Campanella, Tommaso [Dicionário Global]
Campanella, Tommaso [Dicionário Global]
Profundamente marcada pela influência da República platónica, onde os cidadãos filósofos são chamados a governar o Estado de acordo com as leis da razão (leis essas que unem as formas humanas de viver à ordem cósmica), a utopia renascentista da Cidade do Sol foi escrita em 1602 por Tommaso Campanella no vulgar florentino e só depois traduzida para latim. A Cidade do Sol desenha uma cidade regida por um sumo príncipe, denominado “Sol” ou “Metafísico”, que concentra em si as características do governo político e religioso. Esta figura do príncipe-sacerdote é assistida por outros três príncipes, cujas funções estão ligadas aos três princípios da potestade, da sabedoria e do amor. Tal como o próprio nome do primeiro governante torna evidente, este assume, também, um papel de supervisão de uma comunidade caracterizada por uma organização conformada a uma ratio filosófica.
De derivação platónica é também o registo do diálogo, que acontece entre um “Grão-Mestre da Ordem hospitalar” e um navegador genovês às ordens de Colombo, através do qual Campanella descreve a sua utopia.
Reunindo, portanto, o modelo filosófico platónico e o modelo hierárquico das ciências definido pela teologia tomista, Tommaso Campanella – ele próprio pertencente à Ordem Dominicana – imagina uma cidade-cosmo destinada a incluir e a desenvolver todas as ciências e as técnicas, revelando também, neste sentido, a ambição de uma tentativa de compromisso com as inovações da Modernidade.

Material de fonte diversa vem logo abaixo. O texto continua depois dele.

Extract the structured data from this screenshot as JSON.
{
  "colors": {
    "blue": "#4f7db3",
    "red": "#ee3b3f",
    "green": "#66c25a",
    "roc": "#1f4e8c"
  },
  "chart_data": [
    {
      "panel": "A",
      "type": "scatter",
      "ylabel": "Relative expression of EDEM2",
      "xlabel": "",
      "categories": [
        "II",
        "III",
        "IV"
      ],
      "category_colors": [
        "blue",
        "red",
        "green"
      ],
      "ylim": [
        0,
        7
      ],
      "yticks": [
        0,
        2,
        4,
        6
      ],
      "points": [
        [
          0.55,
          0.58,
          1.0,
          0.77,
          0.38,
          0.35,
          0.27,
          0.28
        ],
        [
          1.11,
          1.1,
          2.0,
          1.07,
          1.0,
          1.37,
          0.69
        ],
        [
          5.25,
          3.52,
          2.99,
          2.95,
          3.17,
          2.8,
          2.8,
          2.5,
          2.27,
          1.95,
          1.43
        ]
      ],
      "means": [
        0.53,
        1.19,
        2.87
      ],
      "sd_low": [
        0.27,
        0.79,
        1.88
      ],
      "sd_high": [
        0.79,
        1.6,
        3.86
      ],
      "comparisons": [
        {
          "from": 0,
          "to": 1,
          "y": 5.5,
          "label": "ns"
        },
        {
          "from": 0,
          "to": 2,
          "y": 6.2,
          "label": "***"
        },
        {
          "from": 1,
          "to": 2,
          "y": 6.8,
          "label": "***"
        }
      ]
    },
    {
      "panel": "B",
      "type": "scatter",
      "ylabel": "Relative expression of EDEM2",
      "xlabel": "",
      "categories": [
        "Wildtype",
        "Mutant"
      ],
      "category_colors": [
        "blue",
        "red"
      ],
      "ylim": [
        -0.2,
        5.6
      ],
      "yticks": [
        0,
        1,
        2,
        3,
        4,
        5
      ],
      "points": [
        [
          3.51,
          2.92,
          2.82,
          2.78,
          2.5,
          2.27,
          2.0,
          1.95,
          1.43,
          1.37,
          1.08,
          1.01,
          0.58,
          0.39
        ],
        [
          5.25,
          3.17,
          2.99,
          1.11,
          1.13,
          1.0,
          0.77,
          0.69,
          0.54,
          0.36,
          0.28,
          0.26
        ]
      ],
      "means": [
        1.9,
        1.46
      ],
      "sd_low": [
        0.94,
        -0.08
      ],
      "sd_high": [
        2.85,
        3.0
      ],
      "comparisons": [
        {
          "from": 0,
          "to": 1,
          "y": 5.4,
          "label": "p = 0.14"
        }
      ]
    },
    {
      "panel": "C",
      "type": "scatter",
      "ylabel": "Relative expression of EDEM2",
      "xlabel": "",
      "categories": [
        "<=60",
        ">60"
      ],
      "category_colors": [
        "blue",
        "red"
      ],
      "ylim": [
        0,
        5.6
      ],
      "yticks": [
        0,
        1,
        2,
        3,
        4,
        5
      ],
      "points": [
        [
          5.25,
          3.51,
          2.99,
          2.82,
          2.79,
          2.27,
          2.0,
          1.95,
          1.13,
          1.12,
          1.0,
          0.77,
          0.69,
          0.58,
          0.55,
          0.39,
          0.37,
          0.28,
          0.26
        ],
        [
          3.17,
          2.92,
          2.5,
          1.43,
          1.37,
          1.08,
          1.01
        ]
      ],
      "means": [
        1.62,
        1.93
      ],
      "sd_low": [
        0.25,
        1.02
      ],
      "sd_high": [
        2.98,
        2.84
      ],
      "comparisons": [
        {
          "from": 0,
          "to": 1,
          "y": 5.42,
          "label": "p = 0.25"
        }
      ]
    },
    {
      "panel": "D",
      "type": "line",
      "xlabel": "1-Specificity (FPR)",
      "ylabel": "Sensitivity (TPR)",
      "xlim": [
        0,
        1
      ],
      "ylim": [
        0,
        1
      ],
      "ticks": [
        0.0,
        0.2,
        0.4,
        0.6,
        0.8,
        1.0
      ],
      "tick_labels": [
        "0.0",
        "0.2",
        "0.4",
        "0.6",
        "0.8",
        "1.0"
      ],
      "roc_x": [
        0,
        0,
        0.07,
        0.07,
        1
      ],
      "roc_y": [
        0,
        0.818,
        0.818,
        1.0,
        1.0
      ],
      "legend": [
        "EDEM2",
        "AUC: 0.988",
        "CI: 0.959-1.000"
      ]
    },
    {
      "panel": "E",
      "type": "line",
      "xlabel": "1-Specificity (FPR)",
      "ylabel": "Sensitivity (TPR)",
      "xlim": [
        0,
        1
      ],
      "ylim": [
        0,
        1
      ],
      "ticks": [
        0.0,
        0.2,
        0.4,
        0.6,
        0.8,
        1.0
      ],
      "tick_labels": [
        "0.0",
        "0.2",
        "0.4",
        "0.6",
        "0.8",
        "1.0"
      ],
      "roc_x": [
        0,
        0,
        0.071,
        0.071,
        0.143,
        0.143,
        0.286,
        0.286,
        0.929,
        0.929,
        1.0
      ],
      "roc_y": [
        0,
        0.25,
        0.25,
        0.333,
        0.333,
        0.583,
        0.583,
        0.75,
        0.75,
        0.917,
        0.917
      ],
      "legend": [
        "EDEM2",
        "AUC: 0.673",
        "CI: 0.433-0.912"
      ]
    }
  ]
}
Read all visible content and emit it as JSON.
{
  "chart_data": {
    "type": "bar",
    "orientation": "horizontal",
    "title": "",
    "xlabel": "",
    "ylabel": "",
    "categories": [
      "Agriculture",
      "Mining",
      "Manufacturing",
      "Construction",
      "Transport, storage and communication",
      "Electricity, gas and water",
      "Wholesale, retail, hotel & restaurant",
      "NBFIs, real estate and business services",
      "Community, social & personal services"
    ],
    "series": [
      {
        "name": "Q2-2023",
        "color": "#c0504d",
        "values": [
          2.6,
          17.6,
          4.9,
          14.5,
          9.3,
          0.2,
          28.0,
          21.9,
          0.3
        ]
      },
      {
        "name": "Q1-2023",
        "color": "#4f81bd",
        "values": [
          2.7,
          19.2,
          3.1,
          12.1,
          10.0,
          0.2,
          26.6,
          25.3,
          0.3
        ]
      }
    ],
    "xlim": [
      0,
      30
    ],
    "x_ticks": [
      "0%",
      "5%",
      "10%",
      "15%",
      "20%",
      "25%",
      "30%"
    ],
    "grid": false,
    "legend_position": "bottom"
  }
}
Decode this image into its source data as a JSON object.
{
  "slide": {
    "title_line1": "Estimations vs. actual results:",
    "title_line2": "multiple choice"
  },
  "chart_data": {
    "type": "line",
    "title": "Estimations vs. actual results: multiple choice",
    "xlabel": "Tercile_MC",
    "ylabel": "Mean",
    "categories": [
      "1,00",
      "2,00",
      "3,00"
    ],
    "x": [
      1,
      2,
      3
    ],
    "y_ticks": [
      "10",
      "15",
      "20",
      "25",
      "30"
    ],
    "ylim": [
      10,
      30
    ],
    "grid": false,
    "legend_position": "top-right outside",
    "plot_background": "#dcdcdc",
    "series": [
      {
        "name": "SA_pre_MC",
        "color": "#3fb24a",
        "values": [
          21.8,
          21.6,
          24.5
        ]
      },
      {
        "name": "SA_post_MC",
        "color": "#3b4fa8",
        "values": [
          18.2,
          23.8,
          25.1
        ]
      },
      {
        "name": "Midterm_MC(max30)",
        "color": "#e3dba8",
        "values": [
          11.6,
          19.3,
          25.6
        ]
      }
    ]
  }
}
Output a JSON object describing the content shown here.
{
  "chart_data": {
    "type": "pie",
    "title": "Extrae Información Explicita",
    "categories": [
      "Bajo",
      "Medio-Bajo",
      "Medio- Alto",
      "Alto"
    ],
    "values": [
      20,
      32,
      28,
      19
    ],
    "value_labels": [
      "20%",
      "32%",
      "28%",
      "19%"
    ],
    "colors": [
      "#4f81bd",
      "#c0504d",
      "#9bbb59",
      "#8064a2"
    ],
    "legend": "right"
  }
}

O objetivo explícito da utopia de Campanella consiste na mais ampla partilha de conhecimentos entre os cidadãos. Tal como acontece na República platónica, o modelo não implica apenas uma abordagem teórica à filosofia, como também uma verdadeira vida filosófica em comum. É precisamente a partir deste princípio que Campanella organiza uma cidade onde “todas as coisas” são “em comum”: as ciências, as dignidades, os prazeres e também as mulheres que, embora consideradas cidadãs ativas, surgem, do ponto de vista sexual, como bens de uso. São também importantes as motivações deste tipo de organização. Os habitantes da Cidade, localizada em Taprobana, uma ilha semi-mitológica do Oriente indiano correspondente ao antigo Ceilão, quiseram afastar-se de formas de governo determinadas pela tirania e pela apropriação arbitrária. Neste sentido, a propriedade comum dos bens constituiria um antídoto para o sentimento do “amor-próprio”, que determina, segundo os habitantes da Cidade do Sol, quer a fraude para com o interesse público, no caso destas atitudes serem praticadas por figuras de poder, quer atitudes avaras, intrigantes e hipócritas, no caso de cidadãos fracos. Em ambos os casos, a perda da exclusividade proprietária está ligada à deslegitimação de atitudes psicológicas individualistas. A inexistência do amor-próprio traduz-se, com efeito, numa maior ligação à coletividade, cuja harmonia e cujo desenvolvimento, espelhos de uma razão cósmica codificada, se tornam o verdadeiro foco das vidas dos indivíduos. A propriedade comum acaba por realizar, para Campanella, além do próprio ideal platónico, também o ideal de santidade evangélica, baseada na caridade cristã, da qual os habitantes da Cidade do Sol surgem desligados, pelo simples facto de não participarem da Revelação. Para além de realizar estes ideais políticos e religiosos, a forma de vida filosófica imaginada pelo filósofo e comunicada por intermédio do genovês assenta na promoção de um sentimento ético de amizade que, alheio aos interesses pessoais determinados pelo amor-próprio, se desenvolve através de uma prática generalizada de irmandade.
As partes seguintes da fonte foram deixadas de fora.